2. Fine with the Military Wife title, but as one of many identifying titles (wife, mother, sister, doctor, and so on) that shape who the person is. Additionally, there is something unique about the military spouse title, or label, as those married to the military live a unique lifestyle. They move frequently, have to suffer the absence of their loved one during a deployment, and have to figure out what to do with their kids and/or jobs when it’s time for either a deployment, TDY, or a move.
3. Being a spouse is a lifestyle choice, a job, and being the spouse of someone in the military is an incredible source of pride.
The second sentiment was the most prevalent.
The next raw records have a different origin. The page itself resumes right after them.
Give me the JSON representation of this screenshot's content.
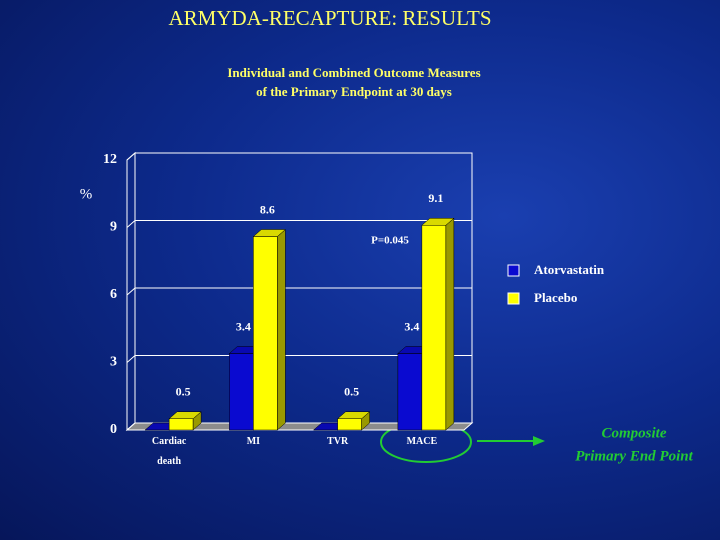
{
  "chart_data": {
    "type": "bar3d",
    "title": "ARMYDA-RECAPTURE: RESULTS",
    "subtitle": [
      "Individual and Combined Outcome Measures",
      "of the Primary Endpoint  at 30 days"
    ],
    "y_label": "%",
    "categories": [
      "Cardiac death",
      "MI",
      "TVR",
      "MACE"
    ],
    "series": [
      {
        "name": "Atorvastatin",
        "color": "#0a0ad0",
        "values": [
          0,
          3.4,
          0,
          3.4
        ]
      },
      {
        "name": "Placebo",
        "color": "#ffff00",
        "values": [
          0.5,
          8.6,
          0.5,
          9.1
        ]
      }
    ],
    "ylim": [
      0,
      12
    ],
    "yticks": [
      0,
      3,
      6,
      9,
      12
    ],
    "grid": true,
    "annotations": [
      "P=0.045"
    ],
    "callout": [
      "Composite",
      "Primary End Point"
    ]
  }
}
What also happened is I received more than a few responses that indicated to me I didn’t do justice to what it was I was trying to communicate. Or, maybe the “before” part of the contrast used to illustrate the growth was a little too incendiary for some.
In any case, the larger message was not (for the most part) absorbed.
A few responses pointed to my having a hang-up about titles and labels, and because I spent so much time saying “Army Wife” and “Military Wife,” I can see how that happened.
The larger message in the entry – which, again, I now realize I probably didn’t communicate very well by using titles and stereotypes formed in childhood as a vehicle to take us there – is that it was a “I didn’t see the forest for the trees” situation.
Being with Ian made me see the military in a completely new way. He has a very deep respect for it, but it was difficult for me to perceive the military as anything but ho-hum-whatever when it was something I saw every day as a child. The first time I was able to truly appreciate it was when Ian took me on a tour around Arlington, and we stopped at the Tomb of the Unknown Soldier. I started to joke about something unrelated, and he tapped me on the arm and said, “Sh.” So I “sh”ed, and I watched, and I listened to the silence surrounding the tapping and the clicking of the guard’s shoes, and I thought about what it all meant, who the unknowns were, and the powerful symbolism of the ever-present guard protecting the tomb, his presence a constant reminder: “You’ve not been forgotten.”
And it took Ian’s leaving the military for me to appreciate the spouses and their community.
It often takes stepping away from a thing, or looking at it from a new point of view, before I can see it more clearly.
And the point is this: I’m so glad I did.